Several limitations should be considered when interpreting the results of the manuscript. While the main attribution of the TSPO-PET signal is believed to derive from microglia, we note as a limitation that pro-inflammatory astrocytes also contribute to TSPO expression [54]. Furthermore, TSPO-PET may constitute an index of microglia abundance rather than an index of microglia activation in humans [55]. [18F]GE-180 has less penetration across the blood–brain barrier compared to other TSPO tracers [56] and since blood–brain barrier integrity can be disturbed in neurodegenerative disorders this may has an impact on tracer kinetics of our study [57]. However, PET to immunohistochemistry (CD68-positivity) correlations indicated that [18F]GE-180 TSPO-PET signals reflect the underlying microglia biology very well [58]. Furthermore, regional TSPO-PET signals were distinctly lower in participants with low-affinity binding status when compared to medium and high affinity binders, which made a priori exclusion necessary. Our study enrolled patients based on state-of-the-art clinical diagnosis but was not enriched by neuropathological confirmation. Thus, although the characterization of our patients was based on several biomarkers and detailed clinical work-up, misdiagnosed patients need to be considered as potential confounders in this study population. We used the cerebellum as a validated reference region for all three tracers ([18F]GE-180, [18F]flutemetamol and [18F]PI-2620) in order to ensure consistency in methodology. However, it needs to be considered that any tissue used for TSPO-PET ratios reflects a pseudo-reference region since microglia are abundant and activated throughout the brain. In this regard, the cerebellum emerged as a suitable pseudo-reference tissue for TSPO-PET imaging of AD [23].
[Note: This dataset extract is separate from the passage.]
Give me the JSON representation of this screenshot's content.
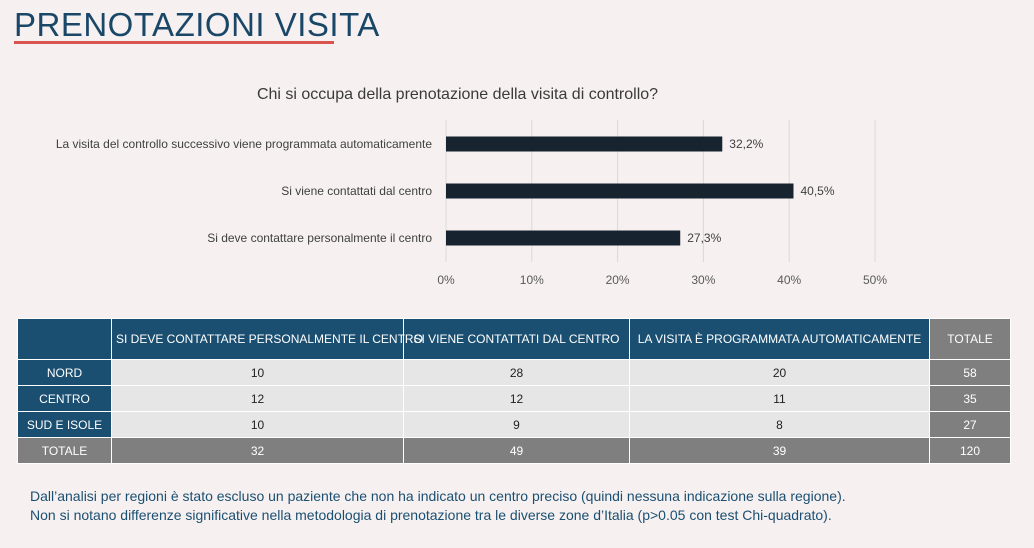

As an outlook, there is growing evidence that tau pathology follows temporal accumulation of Aβ in AD patients [59] and that tau aggregation and microglial activation are closely associated [60]. Recent data showed that NLRP3 inflammasome activation triggers tau pathology [61] and, importantly, there is evidence that women present a higher level of tau pathology even at the preclinical stage of AD [49]. Thus, enhanced microglial activation in response to soluble Aβ could constitute the key factor and target to modulate elevated tau pathology in female AD patients.

Conclusions

Sex has an impact on cortical TSPO-PET signals in patients with AD, indicating a stronger Aβ-plaque-independent component of TSPO-PET signal increases in females with prodromal AD when compared to males with prodromal AD. This sex difference in Aβ-independent microglial activation may be associated with tau accumulation. Furthermore, sex moderates the association between obesity and microglial activation, speaking for a dependence of obesity related TSPO enhancement from features that are present in females, as for example elevated tau. Strict adjustment for sex is required for TSPO-PET studies of microglial activation in human studies of neurodegenerative diseases. Further studies that address the mechanistic links between sex and TSPO expression are necessary to understand the ATN interplay, which forms the basis for personalized medicine.